Küre havada çılgınca sallanmaya başladı. Daha da parlayarak büyüdü, sanki patlamak üzere gibiydi. Lucius gözlerini korumak için elini kaldırdı.

Küre sonunda taş bir sunak üzerinde durdu ve sağır edici bir sesle çatladı. Beyaz bir sıvı bırakarak ikiye bölündü…

Severina fısıldadı: “İşte Lucius, görevin.”

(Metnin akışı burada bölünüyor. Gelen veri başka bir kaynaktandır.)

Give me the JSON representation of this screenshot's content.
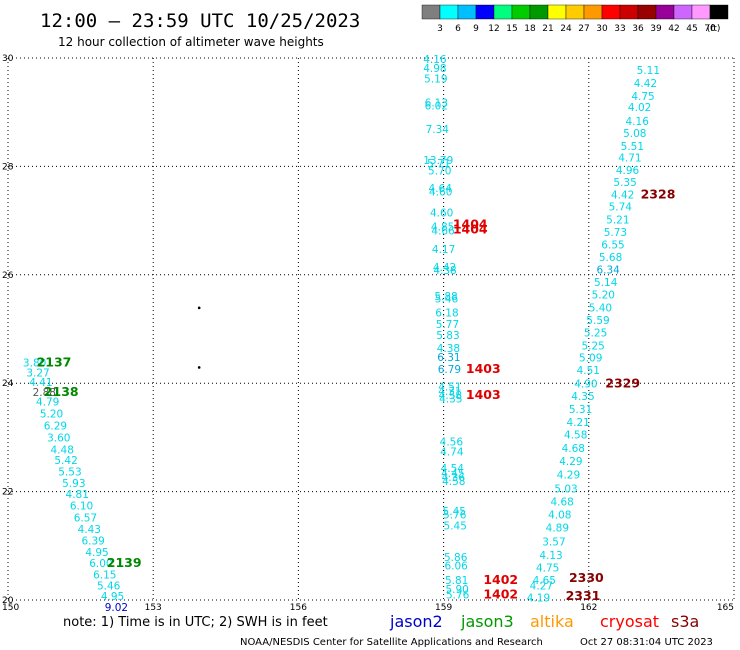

Sunaktan sızan sıvı maddenin içinde küçük pembe bir şekil vardı. Antik mağaranın duvarlarından garip bir ses yankılandı.

Bir bebeğin ağlama sesi.

Orada, küreden oluşan sert yüzeyde yatan bir bebekti. Lucius, ona doğru titrek bir adım atarken gözlerine inanamadı.

“Neden…?” diye kekeledi. “Kim…?”

Severina, “O sıradan bir çocuk değil, Lucius,” dedi. “O bir Slifer.”

Lucius'un duymayı beklediği son kelime buydu. Slifer?! Onların sadece bir efsane olduğunu düşünüyordu. Doğanın dört elementinden birini kontrol edebilen büyücüler.

Bu sadece Tanrıların yapabileceği bir şeydi…

“Onunla ne yapmamı istiyorsunuz?” diye sordu.

En son bir çocuk gördüğünde, bu kalp kırıklığıyla bitmişti. Çığlıklarının sesini duymak, masum küçük bedenini görmek… Bu onu iliklerine kadar tedirgin etti.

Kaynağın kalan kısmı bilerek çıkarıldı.